Muchas de las personas se marcharon con la esperanza de volver a sus casas y reencontrarse con sus mascotas. Sin embargo, los niveles de radiación en el lugar eran realmente peligrosos y no aptos para la vida humana. 

Pero la mayoría no sabía esto e incluso dejaron notas en sus puertas pidiéndoles a los soldados que no mataran a sus amados animales y que también los alimentaran. Pero las órdenes de los altos mandos eran otras. 

Según relata «Voces de Chernobyl», las autoridades enviaron «escuadrones de liquidación» con la orden de matar a los animales, para así evitar que se propagara la radiación.

“Los perros corrían cerca de sus casas, cuidando, esperando que la gente regresara. Estaban emocionados de vernos, vinieron corriendo a una voz humana. Nos dieron la bienvenida. Les disparamos en las casas, los graneros, los huertos. Luego los arrastramos y los cargamos en los camiones. No fue agradable, por supuesto. No podían entender por qué los estábamos matando”, según el relato del libro.

Pero no todos los animales murieron.

Algunas de esas mascotas aprendieron a sobrevivir en ese lugar abandonado. Buscaban comida en pueblos y bosques cercanos, y también interactuaban con los soldados y trabajadores que construían el primer sarcófago de la planta nuclear.
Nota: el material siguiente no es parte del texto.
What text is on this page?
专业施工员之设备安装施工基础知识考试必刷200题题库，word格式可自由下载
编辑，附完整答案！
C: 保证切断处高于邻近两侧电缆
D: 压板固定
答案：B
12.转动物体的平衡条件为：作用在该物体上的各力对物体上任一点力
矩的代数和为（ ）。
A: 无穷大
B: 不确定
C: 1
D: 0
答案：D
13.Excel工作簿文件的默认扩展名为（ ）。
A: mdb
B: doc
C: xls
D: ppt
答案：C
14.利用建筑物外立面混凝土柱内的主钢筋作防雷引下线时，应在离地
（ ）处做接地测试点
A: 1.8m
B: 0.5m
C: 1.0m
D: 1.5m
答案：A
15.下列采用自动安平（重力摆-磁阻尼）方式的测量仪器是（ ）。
La mayoría logró reproducirse y hoy en día, 30 años después, más de 300 perros habitan la «Zona de Exclusión». Pero su vida no es fácil, pues no tienen refugios apropiados y están expuestos a niveles de radiación que reducen su vida a no más de 6 años. 

Así mismo, los perros de Chernobyl son como cualquier otro. Comen, duermen y también juegan constantemente, con palos y bolas de nieve. Incluso con guías turísticos de la zona.

Por otro lado, muchos creen que estos perros son «radioactivos», pero no es así. Su organismo funciona como cualquier otro, pero sí su pelaje puede estar expuesto a radioactividad, aunque puede solucionarse. Es por esto que muchos de los guías turísticos les recomiendan a los visitantes no tocar a los perros, pues no hay cómo saber cuáles fueron monitoreados y cuáles no.

Pero no es que no reciban cariño. Los voluntarios de la fundación Clean Futures Fund instalaron clínicas veterinarias que cuidan constantemente de ellos y, además, les dan el amor que necesitan.

La misión de CFF es vacunar y esterilizar a los canes para evitar que sigan reproduciéndose y, así, darles una mejor vida. Para ello, capturan a los perros y los someten a análisis de radiación y luego los tratan.

Según Buzzfeed News, los perros son limpiados, vacunados y marcados con collares especiales equipados con sensores de radiación e incluso receptores GPS para mapear los niveles de radiación en la zona.

Gracias a la ayuda de SPCA International, la fundación Clean Futures Fund puso a más de 40 cachorros en adopción. Estos fueron examinados y su pelaje limpiado a fondo para poder cambiar su vida y tener una familia. Incluso algunos ya viven en Estados Unidos en sus nuevas casas.

Según CFF, muchos de los cachorros no saben qué son los juguetes y han pasado por etapas de entrenamiento y amor extra para poder llegar a su máximo potencial y vivir una vida mejor en sus futuros nuevos hogares.

Finalmente, CFF espera que en un futuro más cachorros salgan de Chernobyl y encuentren un hogar definitivo.